From Nursing Clio by Brigdet Keown:
On October 24, 1918, fifty-eight-year-old Elizabeth was admitted to the City of London Mental Hospital by her husband.1 He stated that she had been suffering for the past fourteen months with “shock from loss of her two sons in the War.”2 He further explained that her younger son had been killed in action, and her eldest son was now preparing to depart with his battalion. According to notes made at the time of her admission, Elizabeth was “noisy and incoherent in her conversation, she has auditory hallucinations and the voice says, ‘don’t you believe it’. She is also deluded.

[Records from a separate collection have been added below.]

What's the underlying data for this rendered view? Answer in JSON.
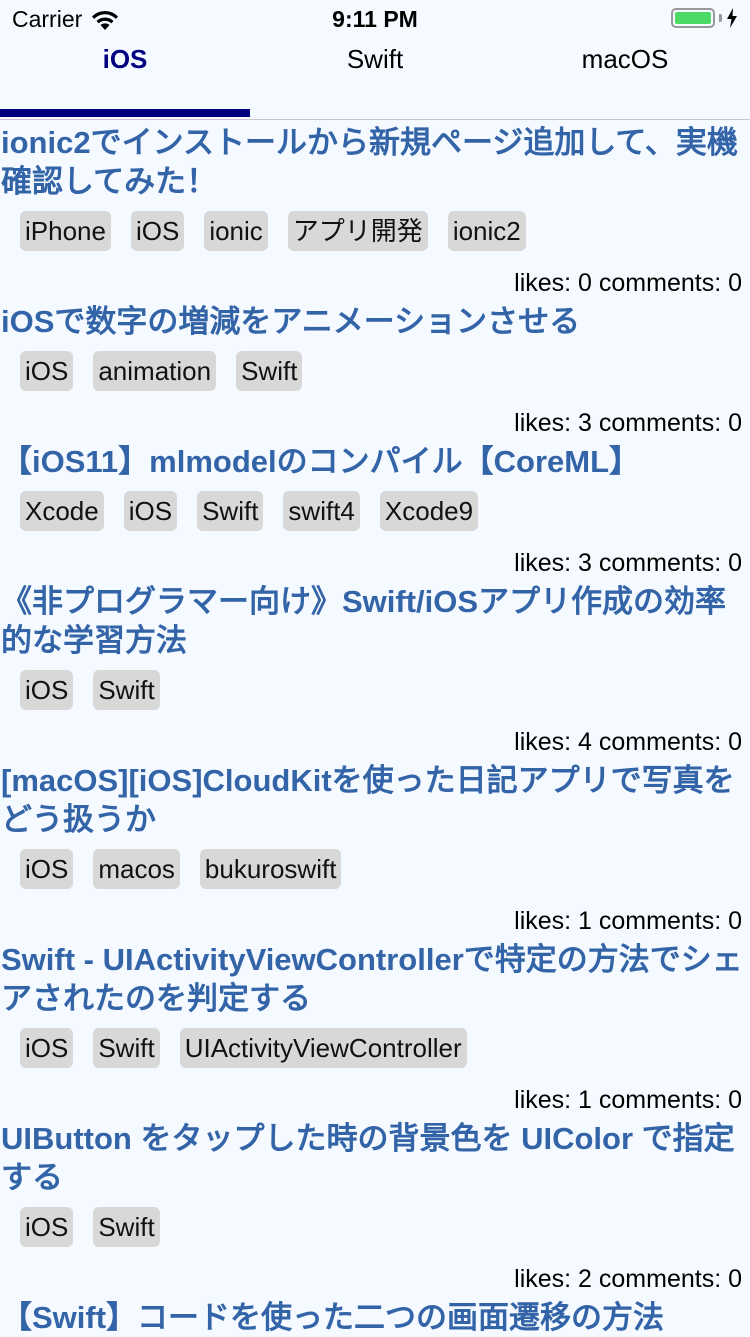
{
  "status_bar": {
    "carrier": "Carrier",
    "time": "9:11 PM",
    "battery_color": "#4cd964"
  },
  "tabs": [
    {
      "label": "iOS",
      "active": true
    },
    {
      "label": "Swift",
      "active": false
    },
    {
      "label": "macOS",
      "active": false
    }
  ],
  "accent_color": "#000080",
  "title_color": "#3464a8",
  "articles": [
    {
      "title": "ionic2でインストールから新規ページ追加して、実機確認してみた！",
      "tags": [
        "iPhone",
        "iOS",
        "ionic",
        "アプリ開発",
        "ionic2"
      ],
      "stats": "likes: 0 comments: 0"
    },
    {
      "title": "iOSで数字の増減をアニメーションさせる",
      "tags": [
        "iOS",
        "animation",
        "Swift"
      ],
      "stats": "likes: 3 comments: 0"
    },
    {
      "title": "【iOS11】mlmodelのコンパイル【CoreML】",
      "tags": [
        "Xcode",
        "iOS",
        "Swift",
        "swift4",
        "Xcode9"
      ],
      "stats": "likes: 3 comments: 0"
    },
    {
      "title": "《非プログラマー向け》Swift/iOSアプリ作成の効率的な学習方法",
      "tags": [
        "iOS",
        "Swift"
      ],
      "stats": "likes: 4 comments: 0"
    },
    {
      "title": "[macOS][iOS]CloudKitを使った日記アプリで写真をどう扱うか",
      "tags": [
        "iOS",
        "macos",
        "bukuroswift"
      ],
      "stats": "likes: 1 comments: 0"
    },
    {
      "title": "Swift - UIActivityViewControllerで特定の方法でシェアされたのを判定する",
      "tags": [
        "iOS",
        "Swift",
        "UIActivityViewController"
      ],
      "stats": "likes: 1 comments: 0"
    },
    {
      "title": "UIButton をタップした時の背景色を UIColor で指定する",
      "tags": [
        "iOS",
        "Swift"
      ],
      "stats": "likes: 2 comments: 0"
    },
    {
      "title": "【Swift】コードを使った二つの画面遷移の方法",
      "tags": [],
      "stats": ""
    }
  ]
}
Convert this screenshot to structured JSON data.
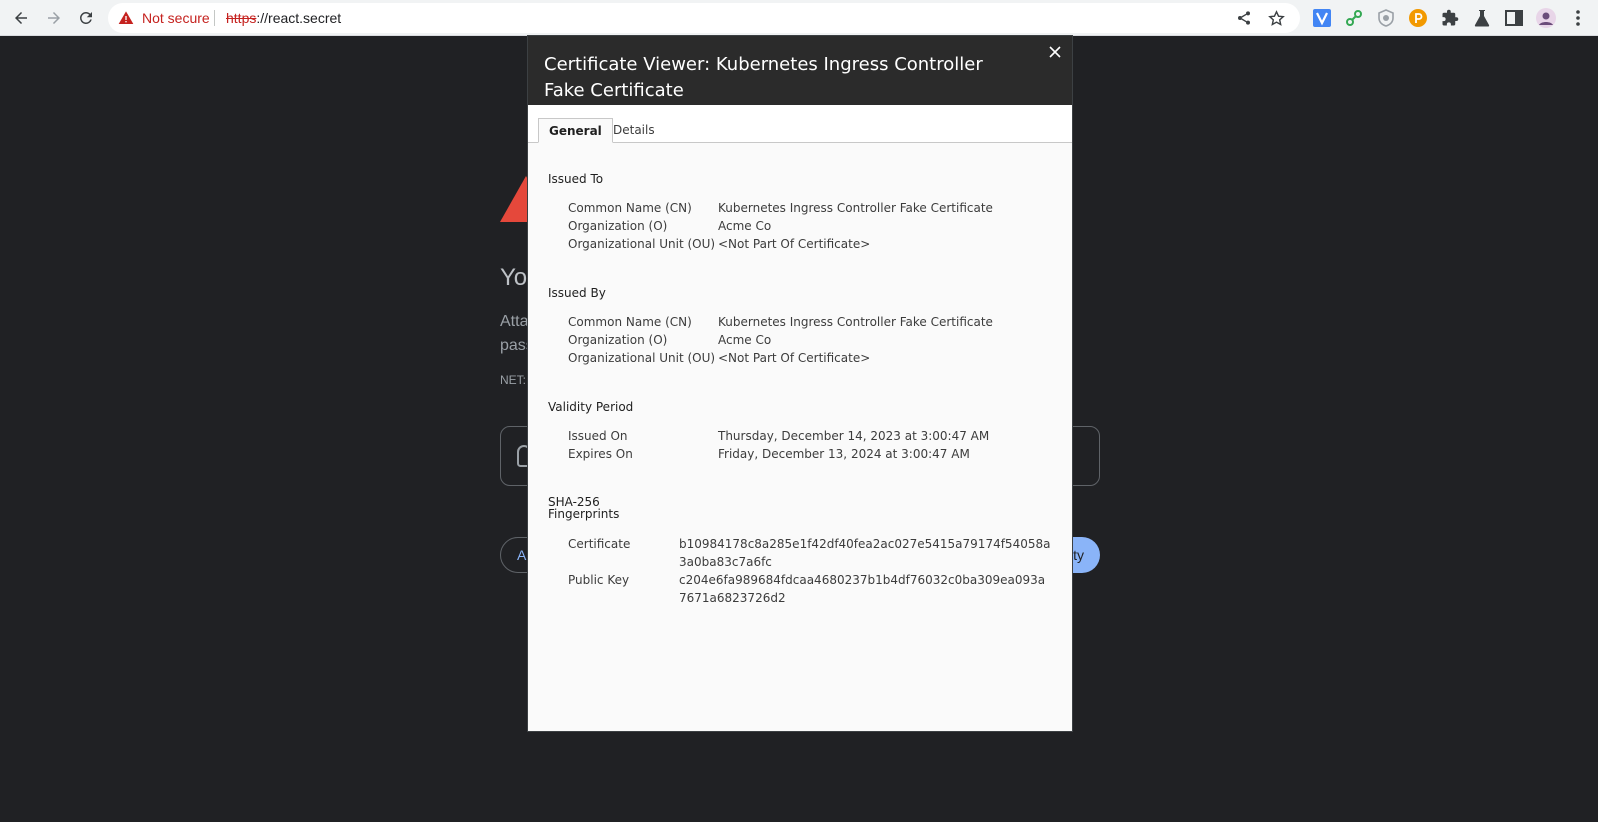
{
  "browser": {
    "not_secure_label": "Not secure",
    "url_scheme": "https",
    "url_rest": "://react.secret"
  },
  "error_page": {
    "heading": "Yo",
    "line1": "Atta",
    "line2": "pass",
    "code": "NET:",
    "advanced_button": "Ad",
    "back_button": "ty"
  },
  "dialog": {
    "title": "Certificate Viewer: Kubernetes Ingress Controller Fake Certificate",
    "tabs": [
      {
        "label": "General",
        "active": true
      },
      {
        "label": "Details",
        "active": false
      }
    ],
    "issued_to": {
      "title": "Issued To",
      "fields": [
        {
          "label": "Common Name (CN)",
          "value": "Kubernetes Ingress Controller Fake Certificate"
        },
        {
          "label": "Organization (O)",
          "value": "Acme Co"
        },
        {
          "label": "Organizational Unit (OU)",
          "value": "<Not Part Of Certificate>"
        }
      ]
    },
    "issued_by": {
      "title": "Issued By",
      "fields": [
        {
          "label": "Common Name (CN)",
          "value": "Kubernetes Ingress Controller Fake Certificate"
        },
        {
          "label": "Organization (O)",
          "value": "Acme Co"
        },
        {
          "label": "Organizational Unit (OU)",
          "value": "<Not Part Of Certificate>"
        }
      ]
    },
    "validity": {
      "title": "Validity Period",
      "fields": [
        {
          "label": "Issued On",
          "value": "Thursday, December 14, 2023 at 3:00:47 AM"
        },
        {
          "label": "Expires On",
          "value": "Friday, December 13, 2024 at 3:00:47 AM"
        }
      ]
    },
    "fingerprints": {
      "title_line1": "SHA-256",
      "title_line2": "Fingerprints",
      "fields": [
        {
          "label": "Certificate",
          "value": "b10984178c8a285e1f42df40fea2ac027e5415a79174f54058a3a0ba83c7a6fc"
        },
        {
          "label": "Public Key",
          "value": "c204e6fa989684fdcaa4680237b1b4df76032c0ba309ea093a7671a6823726d2"
        }
      ]
    }
  },
  "icons": {
    "back": "back-arrow-icon",
    "forward": "forward-arrow-icon",
    "reload": "reload-icon",
    "warning": "warning-triangle-icon",
    "share": "share-icon",
    "bookmark": "star-icon",
    "close": "close-icon"
  },
  "colors": {
    "not_secure_red": "#c5221f",
    "dialog_header": "#2b2b2b",
    "page_background": "#202124",
    "primary_button": "#8ab4f8"
  }
}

For instance, she talks to the Kaiser and has promised him not to strike back.”3
According to her husband, she had been exhibiting signs of depression since hearing about her son’s death in combat and had “been unmanageable for two days and refuses food and medicine.”4 Although she was frequently described as being “frail” or in “poor health,” Elizabeth survived in the City of London Mental Hospital until well after 1930. She never left the asylum, however, and it doesn’t appear from her case notes that she ever recovered. Doctors continue to describe her as “depressed” and “emotional” decades after her admission.5
The First World War thoroughly and permanently disrupted the traditional mourning rituals that western societies typically performed in the wake of a death. With the massive numbers of war deaths reported every week, the public spectacles associated with Victorian mourning, including black wardrobes and limited social activities, were simply no longer tenable.